I had told this story to my kids. I had tried to show them at one point, but the leaves were too small. Kevin, Jr. remembered. He wanted me to cut a leaf and show him while at the cotton gin museum.
So I asked the lady giving us the tour, Linda, if I could have a cotton plant leaf.
She replied to Kevin, Jr. "Well, ordinarily, I would let you, but if I let you, then I would have to let other people as well. Then, our plants wouldn't have any leaves on them."
My wife rose to the challenge. I didn't want to talk about Kevin, Jr.'s reasons. My wife had no such inhibitors. "Tell her why he wants the leaf."

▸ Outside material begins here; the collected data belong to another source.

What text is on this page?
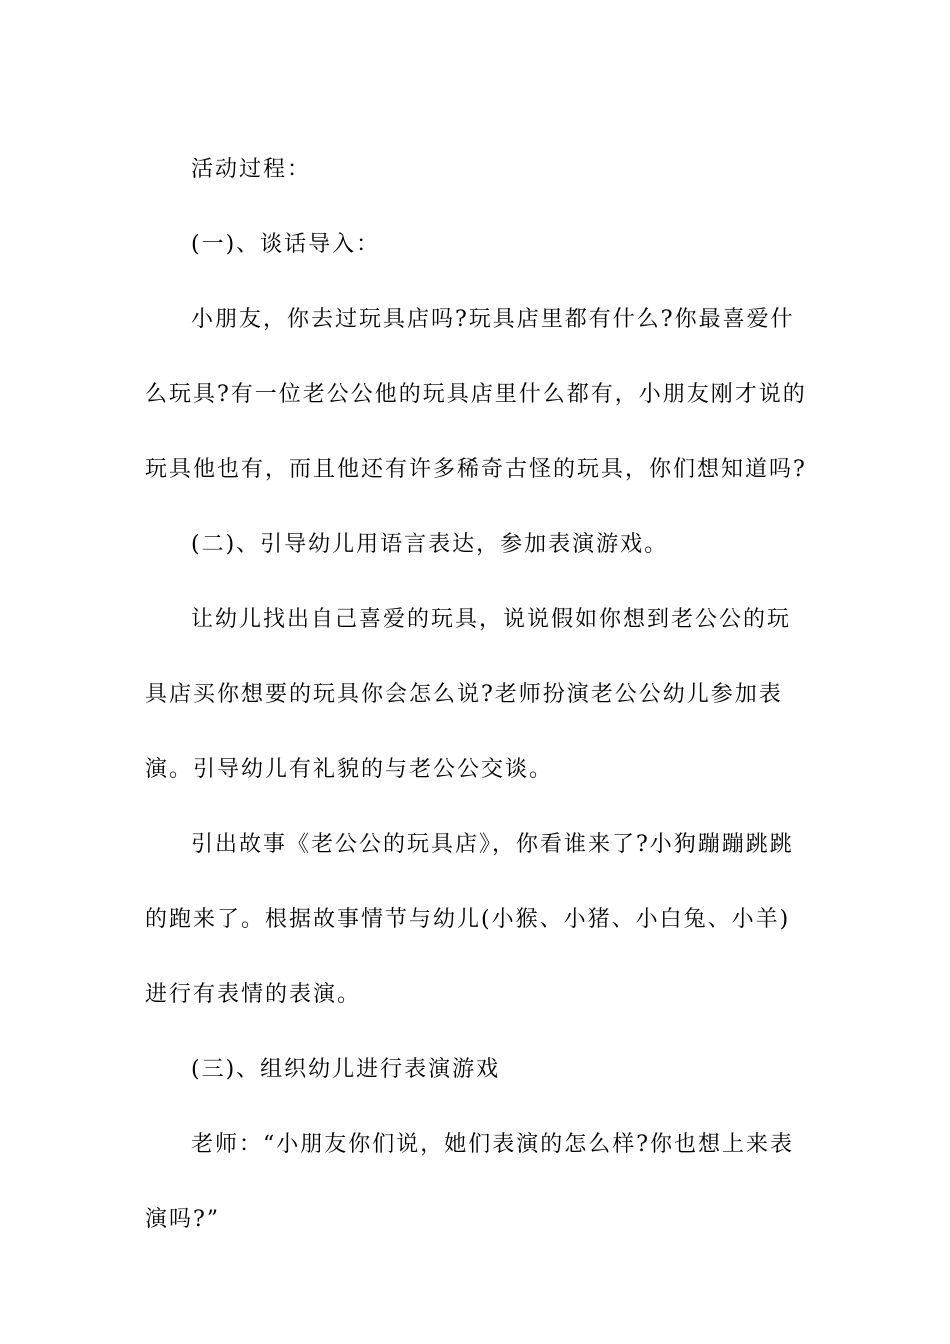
活动过程：

(一)、谈话导入：

小朋友，你去过玩具店吗?玩具店里都有什么?你最喜爱什么玩具?有一位老公公他的玩具店里什么都有，小朋友刚才说的玩具他也有，而且他还有许多稀奇古怪的玩具，你们想知道吗?

(二)、引导幼儿用语言表达，参加表演游戏。

让幼儿找出自己喜爱的玩具，说说假如你想到老公公的玩具店买你想要的玩具你会怎么说?老师扮演老公公幼儿参加表演。引导幼儿有礼貌的与老公公交谈。

引出故事《老公公的玩具店》，你看谁来了?小狗蹦蹦跳跳的跑来了。根据故事情节与幼儿(小猴、小猪、小白兔、小羊)进行有表情的表演。

(三)、组织幼儿进行表演游戏

老师：“小朋友你们说，她们表演的怎么样?你也想上来表演吗?”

Linda's curiosity was piqued.
"God is written in the cotton," Dawna said. "If you cut the leaf just right, you can read the word God in the stem. I thought he (me) was crazy when he first told me about it, but then he showed me. It's there."
"I've never seen that!" Linda said. "I want to see that."
She took me outside to their cotton plants which grew in wooden barrels.
"First, you need a really big leaf, and I hope my knife is sharp enough..."
We went back inside, and I sat in a chair. Linda talked with my kids and another couple visiting the museum.
I cut the leaf. I put my knife where the stem met the leaf. I hadn't done this in years. I wondered if my knife was sharp enough. I wondered if I was cutting in the right place. I cut slowly and carefully. After separating the leaf from the stem, I looked. Kiera, my eldest was right there looking over my shoulder. "There it is!!" she exclaimed.
Sure enough: G...o...D.
The couple from San Antonio was next. Exclamations of amazement as well as attempts to capture what they saw on camera. Pretty difficult to capture on a cell phone.
Linda took the stem in her hand. Being a little older, it took her moving the stem to where she could focus. "Wow. I never knew..."
I didn't either until my grandfather showed me in that cotton patch many years ago. Linda thanked me profusely for showing her God in the cotton. I thanked her for the tour and a walk down memory lane--memories which took me back to my roots. Roots which include cotton hoes, mile long rows, hot sun, cold drinks, the sounds of a roaring tractor engine, an old man smoking cigarettes who took some time to show his grandson God's signature.
Amazing how it still affects me today.